# can you make covers for uncovered hopper cars?



## NorthwestGarrattGuy (Oct 18, 2021)

the main industry we are gonna put on our railroad is going to be a brewery so we need covered hopper but they are hard to find in most road names and since i already have some uncovered hoppers can i just make lids for them or something?


----------



## Pete Thornton (Jan 2, 2008)

NorthwestGarrattGuy said:


> since i already have some uncovered hoppers can i just make lids for them or something


Why not? Good 3D print project!


----------



## NorthwestGarrattGuy (Oct 18, 2021)

Pete Thornton said:


> Why not? Good 3D print project!


good but um i can find any pitures of the tops of the 2 covered hopper avablible from piko


----------



## Pete Thornton (Jan 2, 2008)

NorthwestGarrattGuy said:


> i can find any pitures


Google is your friend. . .


----------



## Greg Elmassian (Jan 3, 2008)

Maybe not ha ha!


----------



## armorsmith (Jun 1, 2008)

You might try looking for someone with the Model Railroader Magazine DVD (or purchase one). Not knowing exactly what you are looking for, the following issues have covered hopper drawings.
8/52, 8/64, 2/74, 4/76, 7/93, 6/95, and 2/2000.

Hope this will help. Another thought, spend some time looking at YouTube videos, there are sometimes overhead shots of the trains. It is a long shot, but a fun one.


----------



## Greg Elmassian (Jan 3, 2008)

You can just barely see the "cover" on some of the Piko catalog pages, very simple, square hatches. Ribs between the hatches and a narrow walkway.

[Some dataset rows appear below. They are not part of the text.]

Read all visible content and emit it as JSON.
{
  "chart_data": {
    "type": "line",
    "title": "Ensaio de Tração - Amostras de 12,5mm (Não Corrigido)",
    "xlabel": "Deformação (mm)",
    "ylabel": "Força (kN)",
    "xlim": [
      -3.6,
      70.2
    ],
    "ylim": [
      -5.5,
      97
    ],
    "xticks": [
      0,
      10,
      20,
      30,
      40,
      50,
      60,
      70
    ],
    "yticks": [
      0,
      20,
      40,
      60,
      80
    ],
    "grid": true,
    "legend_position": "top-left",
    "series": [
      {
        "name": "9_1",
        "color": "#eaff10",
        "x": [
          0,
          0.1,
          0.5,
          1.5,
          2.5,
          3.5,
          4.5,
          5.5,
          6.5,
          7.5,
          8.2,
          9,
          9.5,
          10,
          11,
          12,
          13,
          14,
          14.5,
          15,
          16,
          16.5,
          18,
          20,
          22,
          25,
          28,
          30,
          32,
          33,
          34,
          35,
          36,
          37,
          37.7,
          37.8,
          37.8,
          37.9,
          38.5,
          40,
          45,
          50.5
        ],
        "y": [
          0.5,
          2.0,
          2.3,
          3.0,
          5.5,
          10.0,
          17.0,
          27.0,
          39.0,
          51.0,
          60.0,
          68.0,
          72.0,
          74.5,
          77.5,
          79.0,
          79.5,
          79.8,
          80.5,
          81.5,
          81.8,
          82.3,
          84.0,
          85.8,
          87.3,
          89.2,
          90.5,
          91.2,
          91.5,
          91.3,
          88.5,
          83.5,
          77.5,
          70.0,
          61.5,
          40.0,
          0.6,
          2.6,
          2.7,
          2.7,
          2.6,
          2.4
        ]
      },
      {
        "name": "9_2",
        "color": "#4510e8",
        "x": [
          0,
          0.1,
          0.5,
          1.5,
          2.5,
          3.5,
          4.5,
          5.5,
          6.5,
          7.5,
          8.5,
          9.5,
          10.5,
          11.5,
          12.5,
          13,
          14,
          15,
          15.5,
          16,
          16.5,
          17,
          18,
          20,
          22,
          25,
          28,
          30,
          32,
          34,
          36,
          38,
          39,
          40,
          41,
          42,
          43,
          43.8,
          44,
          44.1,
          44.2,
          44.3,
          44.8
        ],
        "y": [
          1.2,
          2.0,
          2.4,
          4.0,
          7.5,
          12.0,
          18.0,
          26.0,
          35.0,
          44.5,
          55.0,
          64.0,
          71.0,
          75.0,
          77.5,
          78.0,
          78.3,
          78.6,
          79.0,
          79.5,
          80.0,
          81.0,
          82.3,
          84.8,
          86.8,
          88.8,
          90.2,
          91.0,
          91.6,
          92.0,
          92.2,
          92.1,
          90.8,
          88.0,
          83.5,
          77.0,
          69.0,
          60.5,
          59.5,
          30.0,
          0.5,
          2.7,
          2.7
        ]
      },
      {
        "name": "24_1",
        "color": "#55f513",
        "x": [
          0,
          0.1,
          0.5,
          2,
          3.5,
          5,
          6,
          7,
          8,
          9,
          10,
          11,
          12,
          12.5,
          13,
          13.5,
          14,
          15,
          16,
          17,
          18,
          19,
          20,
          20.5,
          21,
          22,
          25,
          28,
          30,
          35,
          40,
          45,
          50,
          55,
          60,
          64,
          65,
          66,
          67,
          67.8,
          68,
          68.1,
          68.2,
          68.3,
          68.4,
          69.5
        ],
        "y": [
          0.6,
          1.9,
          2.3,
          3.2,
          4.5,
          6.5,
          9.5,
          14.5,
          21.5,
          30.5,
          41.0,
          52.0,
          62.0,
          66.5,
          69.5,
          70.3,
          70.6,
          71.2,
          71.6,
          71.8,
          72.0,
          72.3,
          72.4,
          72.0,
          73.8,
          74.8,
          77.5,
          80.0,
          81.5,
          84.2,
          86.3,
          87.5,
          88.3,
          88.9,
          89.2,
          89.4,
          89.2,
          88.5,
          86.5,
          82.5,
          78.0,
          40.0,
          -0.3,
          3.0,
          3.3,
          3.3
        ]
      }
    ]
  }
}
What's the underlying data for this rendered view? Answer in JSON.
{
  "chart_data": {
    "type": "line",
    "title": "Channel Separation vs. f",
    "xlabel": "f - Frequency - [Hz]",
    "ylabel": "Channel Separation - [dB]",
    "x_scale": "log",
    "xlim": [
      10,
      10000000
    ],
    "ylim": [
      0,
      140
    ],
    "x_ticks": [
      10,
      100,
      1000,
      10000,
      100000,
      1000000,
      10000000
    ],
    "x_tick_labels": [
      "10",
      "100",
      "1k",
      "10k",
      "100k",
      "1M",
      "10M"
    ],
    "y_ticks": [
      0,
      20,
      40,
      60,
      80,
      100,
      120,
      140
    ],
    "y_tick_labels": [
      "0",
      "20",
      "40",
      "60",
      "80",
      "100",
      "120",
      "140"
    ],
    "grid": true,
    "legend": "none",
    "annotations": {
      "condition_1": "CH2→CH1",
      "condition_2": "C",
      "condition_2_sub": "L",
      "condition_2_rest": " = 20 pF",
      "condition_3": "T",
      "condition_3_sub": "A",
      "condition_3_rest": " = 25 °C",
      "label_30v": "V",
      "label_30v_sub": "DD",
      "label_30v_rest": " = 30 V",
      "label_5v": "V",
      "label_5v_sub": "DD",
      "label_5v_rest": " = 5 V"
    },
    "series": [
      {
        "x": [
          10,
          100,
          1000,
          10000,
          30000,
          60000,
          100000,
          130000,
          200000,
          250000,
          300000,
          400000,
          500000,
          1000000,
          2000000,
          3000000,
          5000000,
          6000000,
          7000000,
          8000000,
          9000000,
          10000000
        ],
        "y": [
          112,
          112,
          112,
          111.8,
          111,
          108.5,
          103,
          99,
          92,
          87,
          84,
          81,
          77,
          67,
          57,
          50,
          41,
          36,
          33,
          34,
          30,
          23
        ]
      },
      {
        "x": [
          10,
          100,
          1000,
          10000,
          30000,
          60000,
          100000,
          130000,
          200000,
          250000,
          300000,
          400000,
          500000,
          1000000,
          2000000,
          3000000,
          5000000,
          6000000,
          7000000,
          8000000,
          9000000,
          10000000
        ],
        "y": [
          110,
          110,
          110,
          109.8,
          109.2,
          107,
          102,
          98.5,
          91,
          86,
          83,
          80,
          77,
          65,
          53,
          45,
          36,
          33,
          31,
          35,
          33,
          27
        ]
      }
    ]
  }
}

Here is a typical example (shown for the hatch detail)










Greg


----------



## NorthwestGarrattGuy (Oct 18, 2021)

Greg Elmassian said:


> You can just barely see the "cover" on some of the Piko catalog pages, very simple, square hatches. Ribs between the hatches and a narrow walkway.
> 
> Here is a typical example (shown for the hatch detail)
> 
> ...


thats actully really useful


----------



## Greg Elmassian (Jan 3, 2008)

There is a wide variation in covers, so anything similar will be prototypical.

Greg


----------



## NorthwestGarrattGuy (Oct 18, 2021)

Greg Elmassian said:


> There is a wide variation in covers, so anything similar will be prototypical.
> 
> Greg


ok i am basicly just trying to replicate one of the covers from the NYC grain hopper they make as a lid for my ATSF and Union pacific hoppers


----------



## du-bousquetaire (Feb 14, 2011)

A few years ago I gave the info that Piko was selling spare parts separatly. And if you have a Piko covered hopper, you can read on the instruction the part number. Then just order it from Piko. This would work for Piko cars and perhaps could be ajusted to MTH ones. I wouldn't give the link and E mail adress as I last used it about 7 years ago. You could order trucks, ends, brake gear etc.


----------